Dumb Jocks: Ted Wells Admits NFL Clueless about Ideal Gas Law

Tom Brady AP

Ted Wells testified in front of NFL Commissioner Roger Goodell that the league and its referees displayed ignorance at the AFC Championship Game that balls lose air pressure because of weather conditions.

“What I found in interviewing referees and just witnesses in general is that there was no appreciation for the Ideal Gas Law and the possible impact that that might have,” Wells responded to a question by Tom Brady lawyer Jeffrey Kessler. “And so people didn’t appreciate that if you measured a ball in a hot locker room and then took it out to a cold field, you have automatic drop. Now, the Patriots had figured that out, okay.”

The remarks came during Tom Brady’s appeal of his four-game suspension in June at NFL headquarters. The NFL Players Association released the full transcript Tuesday night.

NFL executives, despite the subsequent admission that the league has never retested balls at halftime or postgame, assumed during the AFC Championship Game that a drop in air pressure necessarily meant tampering. Mike Kensil, a former Jets official who serves as the NFL’s director of operations, angrily informed the New England Patriots at the game, “We weighed the balls. You are in big f—— trouble.”

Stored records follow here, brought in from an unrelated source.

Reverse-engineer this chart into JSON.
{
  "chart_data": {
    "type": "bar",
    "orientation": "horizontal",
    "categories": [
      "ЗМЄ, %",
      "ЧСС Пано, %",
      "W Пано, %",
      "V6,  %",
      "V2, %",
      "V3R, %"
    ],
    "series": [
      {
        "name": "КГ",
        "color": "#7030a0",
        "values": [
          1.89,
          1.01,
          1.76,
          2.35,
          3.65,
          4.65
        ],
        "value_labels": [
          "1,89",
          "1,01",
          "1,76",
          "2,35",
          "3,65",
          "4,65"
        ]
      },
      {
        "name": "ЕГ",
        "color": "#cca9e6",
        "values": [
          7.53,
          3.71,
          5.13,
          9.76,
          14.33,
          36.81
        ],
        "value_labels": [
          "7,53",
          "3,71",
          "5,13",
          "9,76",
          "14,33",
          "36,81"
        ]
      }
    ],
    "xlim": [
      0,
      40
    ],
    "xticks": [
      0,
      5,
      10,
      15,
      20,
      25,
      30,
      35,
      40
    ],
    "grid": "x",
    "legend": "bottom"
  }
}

Even the terminology used by Kensil—”weighed”—suggests the blind-mice quality of the investigation. Whereas the NFL measured every Patriots ball, they measured just one in three Colts balls, which also experienced drops in air pressure. The drops for the Colts suggested to the NFL neither malfeasance on their part nor innocence on the part of the Patriots.

Troy Vincent, the NFL’s executive vice president for operations, admitted at the same hearing that the Ideal Gas Law remained a foreign concept to him when he busted the New England Patriots for ball tampering. Both Vincent and Wells conceded that testing balls during halftime or after the game remained a practice that, to their knowledge, the NFL refrained from until the AFC Championship Game.